Tendon pain is extremely common, however sometimes the complexity of the disease is often overlooked. Of course being more prevalent in athletic populations, the fact of the matter is, anyone can have tendinopathy from overuse. I'm sure most of us reading this have dealt with some form of tendon pain one way or another, but for a lot of folks, tendon pain can be very debilitating. And for some of us, debilitating can be a huge understatement.
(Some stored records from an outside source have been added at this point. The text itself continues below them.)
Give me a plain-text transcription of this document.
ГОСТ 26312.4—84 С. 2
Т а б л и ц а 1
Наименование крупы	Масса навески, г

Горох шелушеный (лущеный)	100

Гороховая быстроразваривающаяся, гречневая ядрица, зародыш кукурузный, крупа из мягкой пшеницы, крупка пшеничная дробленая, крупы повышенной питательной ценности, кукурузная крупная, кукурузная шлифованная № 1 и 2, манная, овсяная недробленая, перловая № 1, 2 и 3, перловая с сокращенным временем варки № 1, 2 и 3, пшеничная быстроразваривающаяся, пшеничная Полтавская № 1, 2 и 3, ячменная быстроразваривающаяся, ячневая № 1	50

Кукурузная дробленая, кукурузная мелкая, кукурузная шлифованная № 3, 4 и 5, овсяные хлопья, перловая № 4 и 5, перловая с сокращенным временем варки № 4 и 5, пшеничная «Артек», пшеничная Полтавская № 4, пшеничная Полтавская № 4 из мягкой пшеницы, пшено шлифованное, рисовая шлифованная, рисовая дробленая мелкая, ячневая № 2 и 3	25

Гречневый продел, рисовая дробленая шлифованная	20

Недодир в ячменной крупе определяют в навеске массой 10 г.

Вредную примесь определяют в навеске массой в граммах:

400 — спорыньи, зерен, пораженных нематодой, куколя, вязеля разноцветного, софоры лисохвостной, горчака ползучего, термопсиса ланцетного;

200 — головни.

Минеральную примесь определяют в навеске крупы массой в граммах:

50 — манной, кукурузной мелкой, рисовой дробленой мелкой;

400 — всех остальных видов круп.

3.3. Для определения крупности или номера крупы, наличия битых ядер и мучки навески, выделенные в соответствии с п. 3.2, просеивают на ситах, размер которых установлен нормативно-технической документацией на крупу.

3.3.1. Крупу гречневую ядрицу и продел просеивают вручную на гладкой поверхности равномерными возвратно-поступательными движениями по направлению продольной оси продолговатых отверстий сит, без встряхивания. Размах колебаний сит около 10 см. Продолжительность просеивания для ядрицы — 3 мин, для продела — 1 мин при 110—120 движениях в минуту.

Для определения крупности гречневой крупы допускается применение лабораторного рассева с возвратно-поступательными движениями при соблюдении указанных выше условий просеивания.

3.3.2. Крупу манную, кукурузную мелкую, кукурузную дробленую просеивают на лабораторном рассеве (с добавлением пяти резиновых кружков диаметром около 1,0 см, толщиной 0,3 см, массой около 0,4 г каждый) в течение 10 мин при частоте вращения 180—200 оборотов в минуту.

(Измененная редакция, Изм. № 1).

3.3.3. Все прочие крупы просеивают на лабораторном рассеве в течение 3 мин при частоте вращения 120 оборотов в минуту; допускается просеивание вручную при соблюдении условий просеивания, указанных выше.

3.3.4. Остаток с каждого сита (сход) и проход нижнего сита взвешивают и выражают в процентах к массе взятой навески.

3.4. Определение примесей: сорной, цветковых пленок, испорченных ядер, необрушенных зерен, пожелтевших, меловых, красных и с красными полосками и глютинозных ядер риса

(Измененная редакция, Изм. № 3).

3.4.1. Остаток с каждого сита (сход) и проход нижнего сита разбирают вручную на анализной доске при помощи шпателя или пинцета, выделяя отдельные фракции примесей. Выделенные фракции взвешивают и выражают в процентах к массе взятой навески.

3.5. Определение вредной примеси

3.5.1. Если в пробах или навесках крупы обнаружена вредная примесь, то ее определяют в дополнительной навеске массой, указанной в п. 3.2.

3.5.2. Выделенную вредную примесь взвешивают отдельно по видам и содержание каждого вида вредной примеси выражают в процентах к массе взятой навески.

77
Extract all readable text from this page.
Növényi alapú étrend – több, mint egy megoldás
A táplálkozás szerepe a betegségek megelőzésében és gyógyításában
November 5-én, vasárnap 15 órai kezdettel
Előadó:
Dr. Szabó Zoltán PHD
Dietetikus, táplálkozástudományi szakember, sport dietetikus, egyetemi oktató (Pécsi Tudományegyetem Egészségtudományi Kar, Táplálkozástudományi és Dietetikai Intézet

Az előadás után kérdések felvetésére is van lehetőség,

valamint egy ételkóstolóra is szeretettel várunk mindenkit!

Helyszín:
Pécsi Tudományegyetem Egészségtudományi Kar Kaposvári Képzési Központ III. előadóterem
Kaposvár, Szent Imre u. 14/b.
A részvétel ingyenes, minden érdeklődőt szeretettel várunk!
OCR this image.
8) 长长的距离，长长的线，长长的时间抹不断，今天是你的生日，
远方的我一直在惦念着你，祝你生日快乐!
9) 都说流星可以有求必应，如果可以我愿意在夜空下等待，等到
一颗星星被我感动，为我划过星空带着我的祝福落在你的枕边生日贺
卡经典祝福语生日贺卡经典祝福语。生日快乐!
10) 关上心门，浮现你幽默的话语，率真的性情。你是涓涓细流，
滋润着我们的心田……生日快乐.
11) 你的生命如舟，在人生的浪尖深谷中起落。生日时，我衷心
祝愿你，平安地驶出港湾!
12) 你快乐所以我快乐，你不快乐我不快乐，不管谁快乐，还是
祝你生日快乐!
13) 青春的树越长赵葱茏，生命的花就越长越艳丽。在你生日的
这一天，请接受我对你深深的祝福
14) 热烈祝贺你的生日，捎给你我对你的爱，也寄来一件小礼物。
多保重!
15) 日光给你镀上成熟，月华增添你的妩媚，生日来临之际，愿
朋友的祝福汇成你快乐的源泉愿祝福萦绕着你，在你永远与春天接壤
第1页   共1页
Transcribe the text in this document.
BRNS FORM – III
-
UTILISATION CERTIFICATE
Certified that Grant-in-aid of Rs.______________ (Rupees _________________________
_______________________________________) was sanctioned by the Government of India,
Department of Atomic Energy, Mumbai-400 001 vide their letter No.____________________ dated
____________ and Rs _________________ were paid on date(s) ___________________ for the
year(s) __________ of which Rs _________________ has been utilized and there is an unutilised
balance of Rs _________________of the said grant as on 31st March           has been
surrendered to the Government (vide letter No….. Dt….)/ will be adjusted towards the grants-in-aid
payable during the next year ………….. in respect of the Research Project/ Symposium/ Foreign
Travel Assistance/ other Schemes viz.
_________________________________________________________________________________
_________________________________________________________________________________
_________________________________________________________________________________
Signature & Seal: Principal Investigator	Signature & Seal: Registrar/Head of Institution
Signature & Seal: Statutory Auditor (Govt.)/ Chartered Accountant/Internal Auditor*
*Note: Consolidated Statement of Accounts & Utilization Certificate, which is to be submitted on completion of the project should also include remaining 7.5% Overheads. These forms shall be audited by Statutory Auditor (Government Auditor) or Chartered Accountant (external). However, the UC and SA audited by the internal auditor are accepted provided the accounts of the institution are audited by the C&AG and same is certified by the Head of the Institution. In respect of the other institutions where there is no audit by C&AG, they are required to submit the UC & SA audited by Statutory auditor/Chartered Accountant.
In this “field guide”, we won’t get into specific treatments, therapeutic exercise techniques, strength programming, or load management techniques. Instead, the aim of this article is to give the reader a better understanding of the pathophysiology of tendinopathy from a 10,000ft view. Giving coaches and young clinicians a more concise explanation and synthesis on how tendons behave when pathologic. Tendinopathy is a major problem with extremely active individuals and sports populations. With the complexities that come from tendinopathy, the more complex issues can arguably be finding the best treatment and training program methods in resolving the issue. So why is tendon pain or tendinopathy a lot more complex than we realize? It’s because it’s not a definitive singular disease.1 The problem lies in the evolving nature of the body’s ability to keep up with its healing response. The clinical condition is a very long continuum of events that shift based on variables of the internal and external environment.2 What we do as coaches and clinicians can affect how our athlete’s tendon pain behaves and change its pathologic characteristics for better or for worse at various stages. This is why, with so many clinical treatment options and strength programming strategies and methodologies that are available, it seems that in some cases, it can appear like nothing seems to work.1 Case and point, our treatments and strength program effectiveness can arguably be dependent upon where on the continuum the athletes tendon healing lies.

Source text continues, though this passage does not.